1. Clothes not as clean as you would like?
During the winter months, the water coming from the cold-water supply can be colder than desired (this can also be the case year-round if you use well water). Most washing machine manufacturers say that the cold water you use should be no less than 65 degrees F. If it is lower than this, the laundry detergent’s additives might not fully dissolve.
You can use a kitchen thermometer to determine the temperature of your cold-water supply. If your thermometer registers a temperature below 65 degrees F, try using a warm setting to fill the washing machine for a cold wash partially. For some people, this may solve the problem. If it does not, you may want to raise the temperature setting on your water heater. Raising the temperature is often the best solution if the washing machine is far from the water heater.
Whenever you adjust the setting, when filling the washing machine, always ensure that the rinse is set on cold. Rinsing in cold water is just as effective as warm water rinses, and you will save on energy costs.

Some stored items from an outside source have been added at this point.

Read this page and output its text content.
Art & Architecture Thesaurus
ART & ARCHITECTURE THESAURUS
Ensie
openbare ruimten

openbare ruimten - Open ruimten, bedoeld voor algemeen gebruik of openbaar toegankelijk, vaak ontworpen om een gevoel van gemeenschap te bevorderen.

2. Does your Washing Machine Walk?
Moving across the flooring during a spin cycle or even loud thumping noises can mean that your washing machine is not level. Although this is an easy fix, you should use a helper to fix it.
If the washing machine has moved from its original location, move it back to the correct position. Using a helper, or by using a simple tilt, the washing machine backward. A brick or a stack of books can act as your fulcrum. A scrap piece of wood or a sturdy broom handle can be the lever. The front legs will be exposed by doing the above. Usually, the legs can be turned by hand after loosening a locking nut at the threads’ tops. Check with a level to ensure that the washing machine is level from back to front. Check also to be sure that it is level side to side. If not, repeat the procedure lifting the side rather than the front of the machine. When all is level, tighten the locking washer on the legs of the device.

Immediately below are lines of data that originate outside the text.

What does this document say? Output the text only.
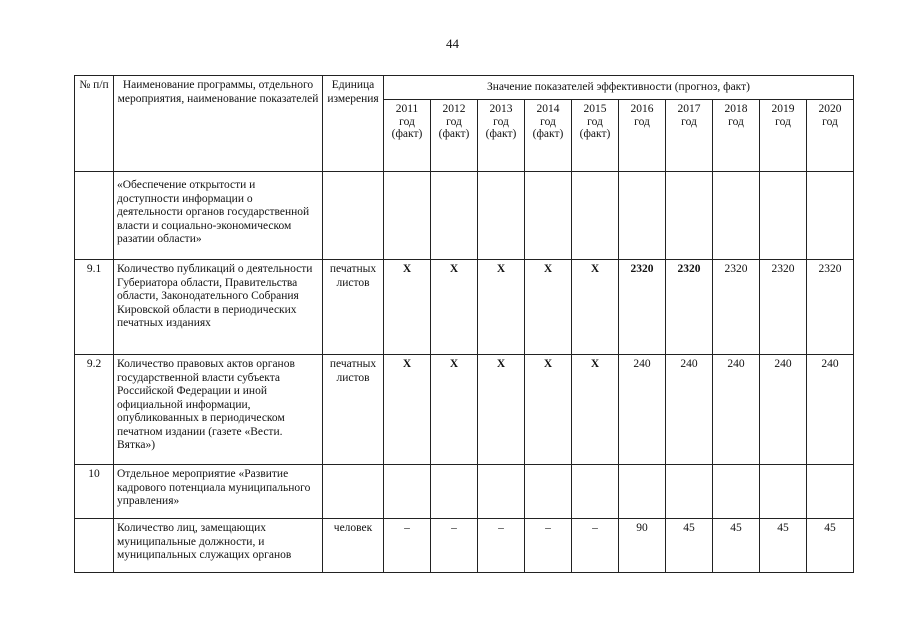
44
№ п/п	Наименование программы, отдельного мероприятия, наименование показателей	Единица измерения	Значение показателей эффективности (прогноз, факт)									
			2011 год (факт)	2012 год (факт)	2013 год (факт)	2014 год (факт)	2015 год (факт)	2016 год	2017 год	2018 год	2019 год	2020 год
	«Обеспечение открытости и доступности информации о деятельности органов государственной власти и социально-экономическом разатии области»											
9.1	Количество публикаций о деятельности Губериатора области, Правительства области, Законодательного Собрания Кировской области в периодических печатных изданиях	печатных листов	X	X	X	X	X	2320	2320	2320	2320	2320
9.2	Количество правовых актов органов государственной власти субъекта Российской Федерации и иной официальной информации, опубликованных в периодическом печатном издании (газете «Вести. Вятка»)	печатных листов	X	X	X	X	X	240	240	240	240	240
10	Отдельное мероприятие «Развитие кадрового потенциала муниципального управления»											
	Количество лиц, замещающих муниципальные должности, и муниципальных служащих органов	человек	–	–	–	–	–	90	45	45	45	45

Many washing machines use rear legs that self-adjust the position of the device from side to side. Unfortunately, over time rust, dirt, and lint may build upon them and hamper their proper function. It may be necessary to tilt the machine forward a little and drop it to the floor to jar the build-up on the legs loose. If this does not work, it may be necessary to tilt the washing machine to the ground in front and tapping the legs with a hammer to loosen rust.
Most washing machines have self-adjusting rear legs that level from side to side, but dirt, lint, and rust may keep them from working correctly. If the back isn’t level, tip the washing machine up a few inches and then set it back down so the machine’s weight loosens the legs. If the device still doesn’t level out, the self-leveling support may be rusted against the washing machine frame. Tip the machine off the ground, then break the self-leveling support loose by tapping the legs.